Na contramão dessa concepção, tramita na Câmara dos Deputados o Projeto de Lei (PL) 6114/2009, de autoria do então senador Wilson Matos (PSDB-PR), agora sob a forma do substitutivo apresentado pela deputada Glorinha Seabra Rezende (DEM-TO). Trata-se de instituir um Exame Nacional de Avaliação do Magistério da Educação Básica (Enameb), a fim de “avaliar os conhecimentos e habilidades dos docentes de educação básica”, através de uma prova aplicada bianualmente.
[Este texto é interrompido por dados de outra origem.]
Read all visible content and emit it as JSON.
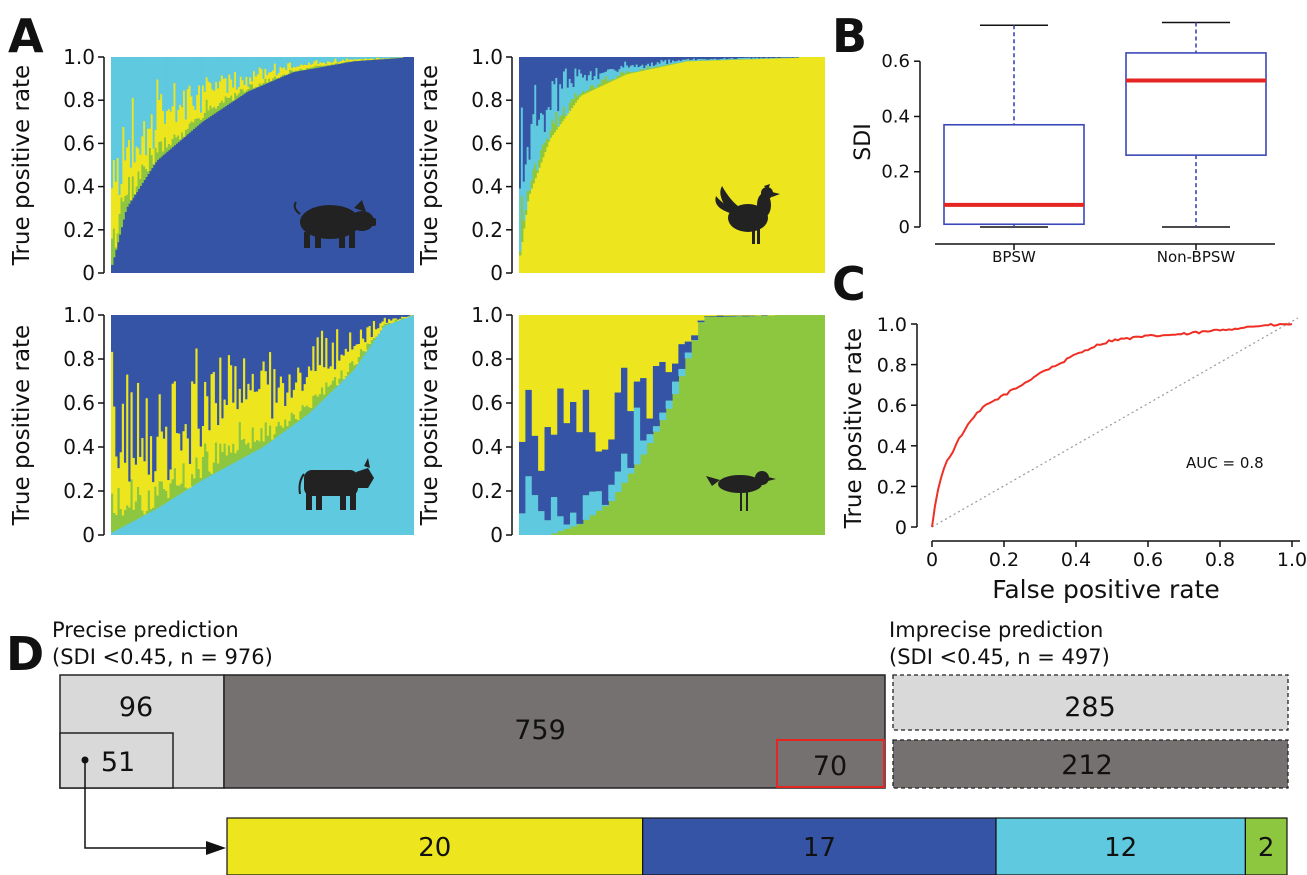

Tal PL deve ser compreendido no contexto de ataques que a Educação vem sofrendo desde a consolidação do golpe. Em meio à emenda constitucional 95, que estabeleceu o fim do investimento em educação por 20 anos; à contrarreforma do ensino médio; à entrega do pré-sal; à lei da mordaça; e ao desmonte do PNE; o PL 6114 apresenta o mesmo problema de origem. Não há como “corrigi-lo”: o projeto precisa ser integralmente rejeitado.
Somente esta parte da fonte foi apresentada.